The deputies and fire inspectors posted about 20 signs in the City Creek and Waterman Canyon areas on Thursday, July 28, and made contact with about a dozen homeless individuals, Jones said. They plan to continue sweeping the same areas this week and throughout the duration of fire season, he said.

Cause for concern

The homeless presence in mountain communities has been a source of concern for some residents, prompting complaints to Rutherford and leading to her board resolution.

Homeless camping in turnouts along Highway 18, near the Arrowhead Springs Hotel and up the mountain toward the Crestline turnoff, also has been a concern.

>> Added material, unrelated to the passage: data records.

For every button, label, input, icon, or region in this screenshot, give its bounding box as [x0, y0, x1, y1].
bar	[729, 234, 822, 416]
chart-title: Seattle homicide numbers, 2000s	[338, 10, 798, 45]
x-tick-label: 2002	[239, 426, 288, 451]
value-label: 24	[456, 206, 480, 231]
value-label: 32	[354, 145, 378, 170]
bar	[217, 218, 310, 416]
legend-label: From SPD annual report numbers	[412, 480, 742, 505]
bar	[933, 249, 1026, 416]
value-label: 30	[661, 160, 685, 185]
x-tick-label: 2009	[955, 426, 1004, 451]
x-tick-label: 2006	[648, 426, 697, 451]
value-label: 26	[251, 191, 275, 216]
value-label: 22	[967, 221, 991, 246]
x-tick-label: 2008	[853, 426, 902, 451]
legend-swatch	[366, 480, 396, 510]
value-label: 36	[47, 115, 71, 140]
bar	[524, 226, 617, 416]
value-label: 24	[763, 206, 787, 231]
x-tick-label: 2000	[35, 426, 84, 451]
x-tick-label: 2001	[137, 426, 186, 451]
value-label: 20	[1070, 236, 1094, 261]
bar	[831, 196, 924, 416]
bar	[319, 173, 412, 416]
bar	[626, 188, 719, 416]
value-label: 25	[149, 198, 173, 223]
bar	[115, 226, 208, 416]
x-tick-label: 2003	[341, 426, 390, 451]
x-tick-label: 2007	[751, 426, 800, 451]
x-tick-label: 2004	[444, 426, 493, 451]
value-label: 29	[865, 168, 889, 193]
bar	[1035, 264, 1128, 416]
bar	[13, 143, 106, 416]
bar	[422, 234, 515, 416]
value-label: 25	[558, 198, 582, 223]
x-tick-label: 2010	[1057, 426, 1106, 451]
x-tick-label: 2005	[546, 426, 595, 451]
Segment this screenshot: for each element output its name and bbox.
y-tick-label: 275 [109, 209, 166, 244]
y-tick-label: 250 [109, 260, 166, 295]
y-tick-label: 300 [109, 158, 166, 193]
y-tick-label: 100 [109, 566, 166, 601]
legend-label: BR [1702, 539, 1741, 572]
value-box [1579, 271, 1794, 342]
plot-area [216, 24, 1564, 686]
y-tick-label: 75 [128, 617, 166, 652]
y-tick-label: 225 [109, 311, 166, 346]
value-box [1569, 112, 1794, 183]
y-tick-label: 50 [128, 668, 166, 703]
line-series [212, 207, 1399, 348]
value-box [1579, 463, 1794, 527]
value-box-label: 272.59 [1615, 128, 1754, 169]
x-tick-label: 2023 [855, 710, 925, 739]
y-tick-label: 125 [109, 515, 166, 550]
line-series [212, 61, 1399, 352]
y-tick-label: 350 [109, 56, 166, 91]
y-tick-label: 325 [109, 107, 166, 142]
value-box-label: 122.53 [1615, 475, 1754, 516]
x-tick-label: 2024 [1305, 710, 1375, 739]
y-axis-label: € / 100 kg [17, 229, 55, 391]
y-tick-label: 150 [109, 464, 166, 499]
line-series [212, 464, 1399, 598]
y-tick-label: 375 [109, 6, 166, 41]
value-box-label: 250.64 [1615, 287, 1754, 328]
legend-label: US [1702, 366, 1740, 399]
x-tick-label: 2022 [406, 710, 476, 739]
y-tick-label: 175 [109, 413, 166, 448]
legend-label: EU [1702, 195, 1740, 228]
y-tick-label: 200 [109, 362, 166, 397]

Caltrans assesses encampments in highway turnouts for immediate threats to public safety and, when feasible, collaborates with state, city and county agencies to provide essential services and available shelter to people experienceing homelessness, agency spokeswoman Emily Lienen said.

The recently enacted 2022-23 state budget includes $700 million in grants to resolve homeless encampments, of which $350 million will be available to assist people living on the state right-of-way, Lienen said.

In at least one case, conditions were so bad at an encampment in a turnout on Highway 18, north of Old Waterman Canyon Road, that Caltrans was forced to seal off the area with a K-rail, Davault said.

Caltrans posts notices giving homeless campers in highway turnouts 72 hours to vacate. The notices inform them that any personal belongings they leave behind can be retrieved at a nearby Caltrans maintenance yard, Lienen said.

Forest dwellers

The U.S. Forest Service says some homeless individuals have trudged even further into the forest.

At one encampment near the Strawberry Peak fire lookout tower north of Highway 18 near Lake Arrowhead, a fire believed started by homeless campers burned a 50-by-50-foot area last August.

Anyone cited for an illegal campfire on U.S. Forest Service land faces an appearance in federal court. Maximum punishment is a $5,000 fine for an individual, or $10,000 per group, and six months in jail.

On May 26, the Forest Service imposed restrictions, including camping stay limits, on forest recreation areas due to fire danger. The restrictions are in place for a year, agency spokeswoman Yassy Wilkins said.

“The forest’s conditions are constantly reviewed to ensure proper levels are implemented,” Wilkins said.

Wilkins could not say, however, what the Forest Service has been doing recently to deter the homeless presence in the San Bernardino National Forest. That’s because most of the agency’s resources have been allocated to the Oak Fire in Mariposa County, which has burned more than 19,000 acres since it erupted about midnight on July 22 near Yosemite National Park.